On Mar 31, 2009, at 12:38 PM, Robin Howlett wrote:
Hello,
I've only really taken an introductory look at Droids and ran
through the
samples. I think I'll be using Droids for an upcoming project. I
have a
couple of questions first:
I ran both the SimpleRuntime example and the Cli example through a
site I
wish to parse. Droids seems to keep an index of the links in the
page to
parse and those parsed already - where is that list? In memory? Is
it the
queue? How big can that queue grow to?
the Simple Queue included in Droids is just an in memory
ConcurrentHashMap.
The site I will be crawling will be around 500,000 pages - is this a
number
that could be supported? Can the index be persisted using a DB
instead of
being stored in memory?
Yes, the interface is easy to implement with a DB backend:
http://svn.apache.org/repos/asf/incubator/droids/trunk/droids-core/src/main/java/org/apache/droids/api/TaskQueue.java
When I use droids, this is what I use -- it has become too domain
specific for me to give back anything too useful now.

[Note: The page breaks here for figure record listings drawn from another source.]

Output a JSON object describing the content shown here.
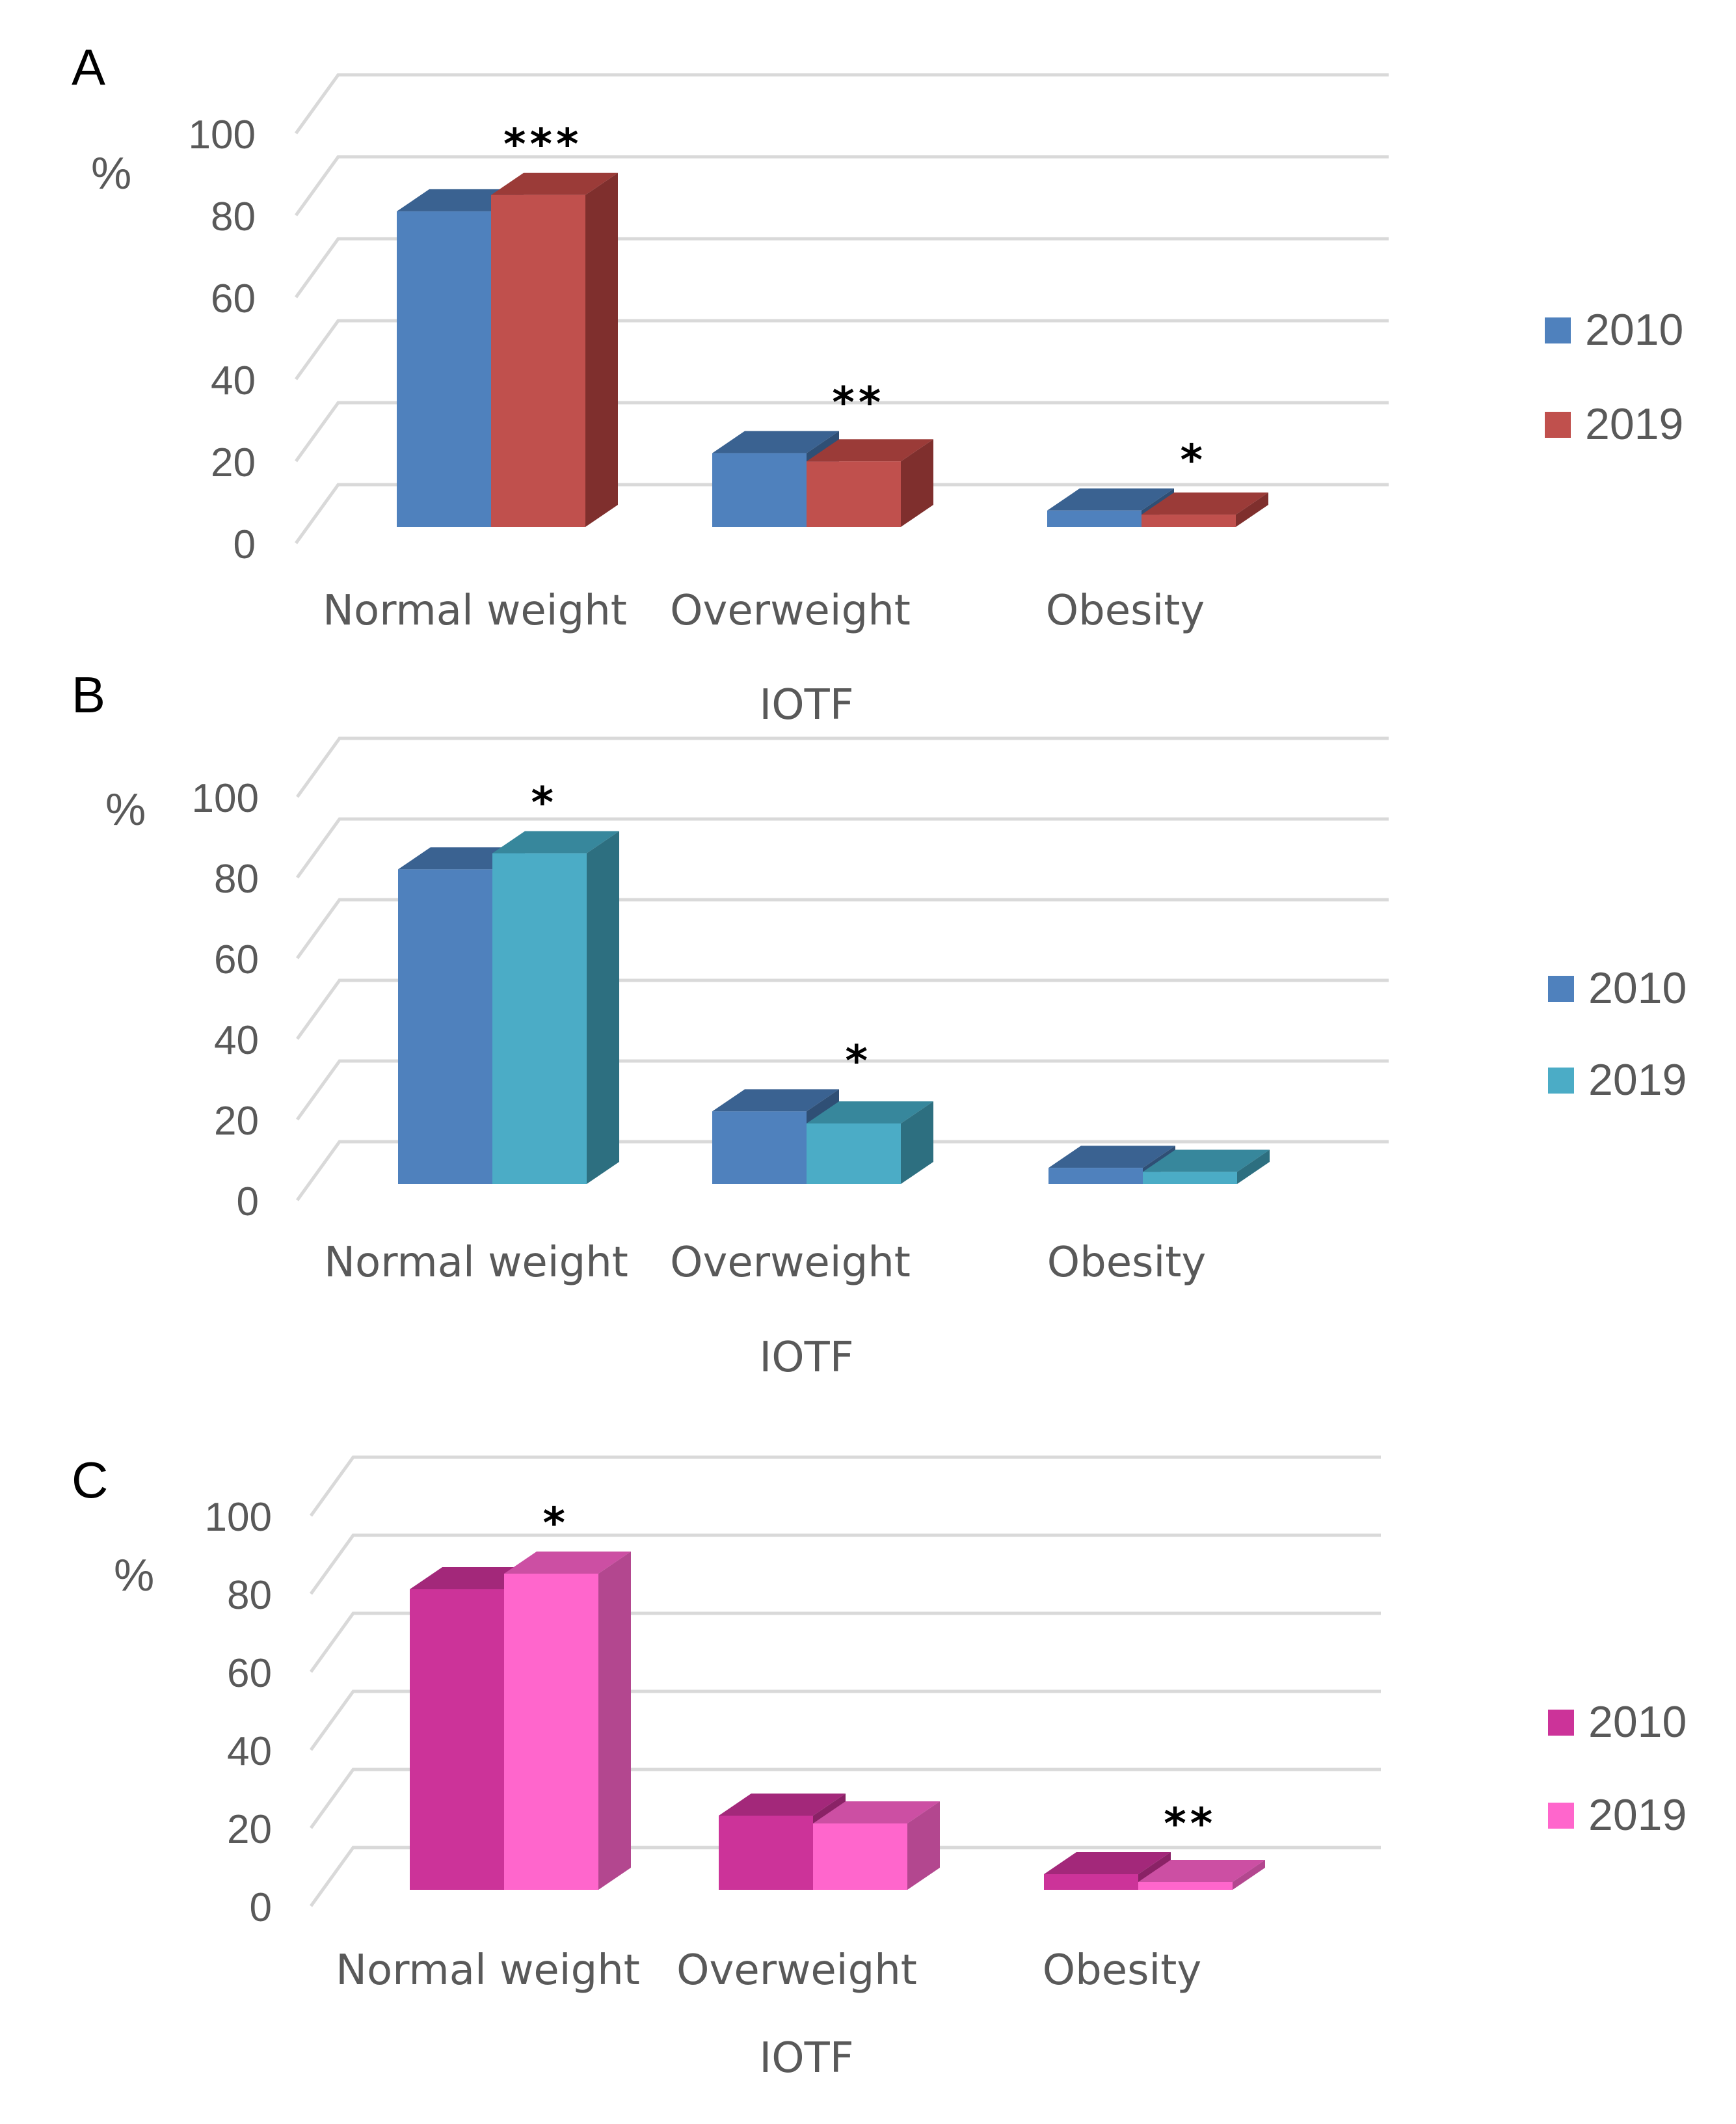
{
  "chart_data": [
    {
      "type": "bar",
      "panel": "A",
      "categories": [
        "Normal weight",
        "Overweight",
        "Obesity"
      ],
      "series": [
        {
          "name": "2010",
          "values": [
            77,
            18,
            4
          ],
          "colors": {
            "front": "#4f81bd",
            "top": "#3a6291",
            "side": "#2f4f75"
          }
        },
        {
          "name": "2019",
          "values": [
            81,
            16,
            3
          ],
          "colors": {
            "front": "#c0504d",
            "top": "#9b3b38",
            "side": "#7f2f2d"
          }
        }
      ],
      "significance": [
        "***",
        "**",
        "*"
      ],
      "ylabel": "%",
      "xlabel": "IOTF",
      "yticks": [
        "0",
        "20",
        "40",
        "60",
        "80",
        "100"
      ],
      "ylim": [
        0,
        100
      ],
      "legend": "right"
    },
    {
      "type": "bar",
      "panel": "B",
      "categories": [
        "Normal weight",
        "Overweight",
        "Obesity"
      ],
      "series": [
        {
          "name": "2010",
          "values": [
            78,
            18,
            4
          ],
          "colors": {
            "front": "#4f81bd",
            "top": "#3a6291",
            "side": "#2f4f75"
          }
        },
        {
          "name": "2019",
          "values": [
            82,
            15,
            3
          ],
          "colors": {
            "front": "#4bacc6",
            "top": "#37879c",
            "side": "#2d6f80"
          }
        }
      ],
      "significance": [
        "*",
        "*",
        ""
      ],
      "ylabel": "%",
      "xlabel": "IOTF",
      "yticks": [
        "0",
        "20",
        "40",
        "60",
        "80",
        "100"
      ],
      "ylim": [
        0,
        100
      ],
      "legend": "right"
    },
    {
      "type": "bar",
      "panel": "C",
      "categories": [
        "Normal weight",
        "Overweight",
        "Obesity"
      ],
      "series": [
        {
          "name": "2010",
          "values": [
            77,
            19,
            4
          ],
          "colors": {
            "front": "#cc3399",
            "top": "#a3287a",
            "side": "#8a2266"
          }
        },
        {
          "name": "2019",
          "values": [
            81,
            17,
            2
          ],
          "colors": {
            "front": "#ff66cc",
            "top": "#cc4fa3",
            "side": "#b3478f"
          }
        }
      ],
      "significance": [
        "*",
        "",
        "**"
      ],
      "ylabel": "%",
      "xlabel": "IOTF",
      "yticks": [
        "0",
        "20",
        "40",
        "60",
        "80",
        "100"
      ],
      "ylim": [
        0,
        100
      ],
      "legend": "right"
    }
  ]
}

We should look
into adding something into the core that persists to something -- SQL,
ehcache, whatever.
Some of the links to content I wish to crawl/parse/index are
JavaScript pop
ups - therefore I wish to alter the url for the crawler to use; this
should
be no problem right?
Should not be a problem -- if you can find the URLs from the parse
data you can add them to the Queue
ryan